Et si la peur de la mort arrêtait les hommes, vous n'auriez ni grands soldats, ni grands sportifs. Nous les admirons, mais ils n'hésitent pas devant la mort. D'autres, emportés par d'autres passions, n'hésitent pas non plus. C'est seulement pour la peine de mort qu'on invente l'idée que la peur de la mort retient l'homme dans ses passions extrêmes. Ce n'est pas exact.
[...]
Partout, dans le monde, et sans aucune exception, où triomphent la dictature et le mépris des droits de l'homme, partout vous y trouvez inscrite, en caractères sanglants, la peine de mort.
Voici la première évidence : dans les pays de liberté l'abolition est presque partout la règle ; dans les pays où règne la dictature, la peine de mort est partout pratiquée.
Ce partage du monde ne résulte pas d'une simple coïncidence, mais exprime une corrélation. La vraie signification politique de la peine de mort, c'est bien qu'elle procède de l'idée que l'État a le droit de disposer du citoyen jusqu'à lui retirer la vie. C'est par là que la peine de mort s'inscrit dans les systèmes totalitaires.
C'est par là même que vous retrouvez, dans la réalité judiciaire, et jusque dans celle qu'évoquait Raymond Forni, la vraie signification de la peine de mort. Dans la réalité judiciaire, qu'est-ce que la peine de mort? Ce sont douze hommes et femmes, deux jours d'audience, l'impossibilité d'aller jusqu'au fond des choses et le droit, ou le devoir, terrible, de trancher, en quelques quarts d'heure, parfois quelques minutes, le problème si difficile de la culpabilité, et, au-delà, de décider de la vie ou de la mort d'un autre être. Douze personnes, dans une démocratie, qui ont le droit de dire : celui-là doit vivre, celui-là doit mourir ! Je le dis : cette conception de la justice ne peut être celle des pays de liberté, précisément pour ce qu'elle comporte de signification totalitaire.
[...]
Mais lorsqu'on a dépouillé le problème de son aspect passionnel et qu'on veut aller jusqu'au bout de la lucidité, on constate que le choix entre le maintien et l'abolition de la peine de mort, c'est, en définitive, pour une société et pour chacun d'entre nous, un choix moral.
Je ne ferai pas usage de l'argument d'autorité, car ce serait malvenu au Parlement, et trop facile dans cette enceinte. Mais on ne peut pas ne pas relever que, dans les dernières années, se sont prononcés hautement contre la peine de mort, l'église catholique de France, le conseil de l'église réformée et le rabbinat.
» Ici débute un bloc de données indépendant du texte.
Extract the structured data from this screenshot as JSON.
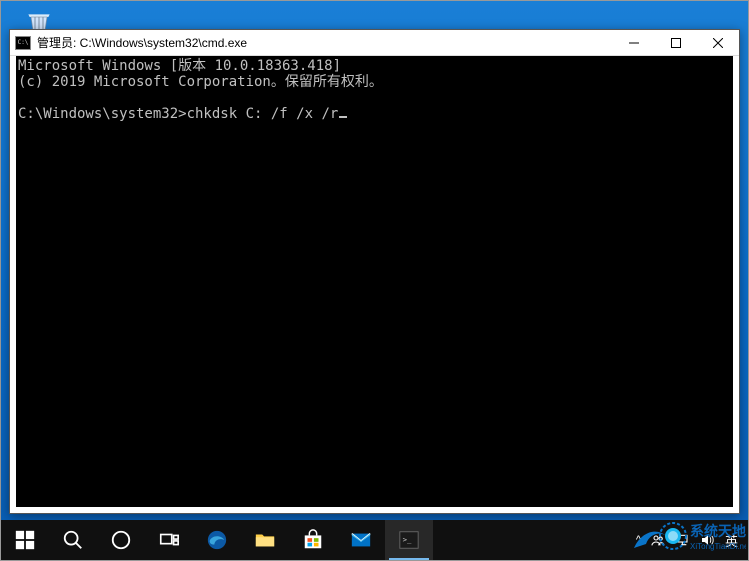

Comment ne pas souligner que toutes les grandes associations internationales qui militent de par le monde pour la défense des libertés et des droits de l'homme - Amnesty international, l'Association internationale des droits de l'homme, la Ligue des droits de l'homme - ont fait campagne pour que vienne l'abolition de la peine de mort.
[...]
Enfoui, terré, au cœur même de la justice d'élimination, veille le racisme secret. Si, en 1972, la Cour suprême des États-Unis a penché vers l'abolition, c'est essentiellement parce qu'elle avait constaté que 60 p. 100 des condamnés à mort étaient des noirs, alors qu'ils ne représentaient que 12 p. 100 de la population. Et pour un homme de justice, quel vertige ! je baisse la voix et je me tourne vers vous tous pour rappeler qu'en France même, sur trente-six condamnations à mort définitives prononcées depuis 1945, on compte neuf étrangers, soit 25 p. 100, alors qu'ils ne représentent que 8 p. 100 de la population ; parmi eux cinq Maghrébins, alors qu'ils ne représentent que 2 p. 100 de la population. Depuis 1965, parmi les neuf condamnés à mort exécutés, on compte quatre étrangers, dont trois Maghrébins. Leurs crimes étaient-ils plus odieux que les autres ou bien paraissaient-ils plus graves parce que leurs auteurs, à cet instant, faisaient secrètement horreur ? C'est une interrogation, ce n'est qu'une interrogation, mais elle est si pressante et si lancinante que seule l'abolition peut mettre fin à une interrogation qui nous interpelle avec tant de cruauté.
[...]
Et je ne parle pas seulement de l'erreur judiciaire absolue, quand, après une exécution, il se révèle, comme cela peut encore arriver, que le condamné à mort était innocent et qu'une société entière - c'est-à-dire nous tous - au nom de laquelle le verdict a été rendu, devient ainsi collectivement coupable puisque sa justice rend possible l'injustice suprême. Je parle aussi de l'incertitude et de la contradiction des décisions rendues qui font que les mêmes accusés, condamnés à mort une première fois, dont la condamnation est cassée pour vice de forme, sont de nouveau jugés et, bien qu'il s'agisse des mêmes faits, échappent, cette fois-ci, à la mort, comme si, en justice, la vie d'un homme se jouait au hasard d'une erreur de plume d'un greffier. Ou bien tels condamnés, pour des crimes moindres, seront exécutés, alors que d'autres. plus coupables, sauveront leur tête à la faveur de la passion de l'audience, du climat ou de l'emportement de tel ou tel.
[...]
Cette justice d'élimination, cette justice d'angoisse et de mort, décidée avec sa marge de hasard, nous la refusons. Nous la refusons parce qu'elle est pour nous l'anti-justice, parce qu'elle est la passion et la peur triomphant de la raison et de l'humanité.
[...]
La peine de mort est un supplice, et l'on ne remplace pas un supplice par un autre.
[...]
Demain, grâce à vous, la justice française ne sera plus une justice qui tue. Demain, grâce à vous, il n'y aura plus pour notre honte commune, des exécutions furtives, à l'aube, sous le dais noir, dans les prisons françaises. Demain, les pages sanglantes de notre justice seront tournées. A cet instant, j'ai le sentiment d'assumer, au sens ancien, au sens noble, le plus noble qui soit, le mot de ministère c'est le service, j'ai le sentiment de l'assumer. Demain, c'est l'abolition. Législateurs français, de tout mon cœur, je vous remercie."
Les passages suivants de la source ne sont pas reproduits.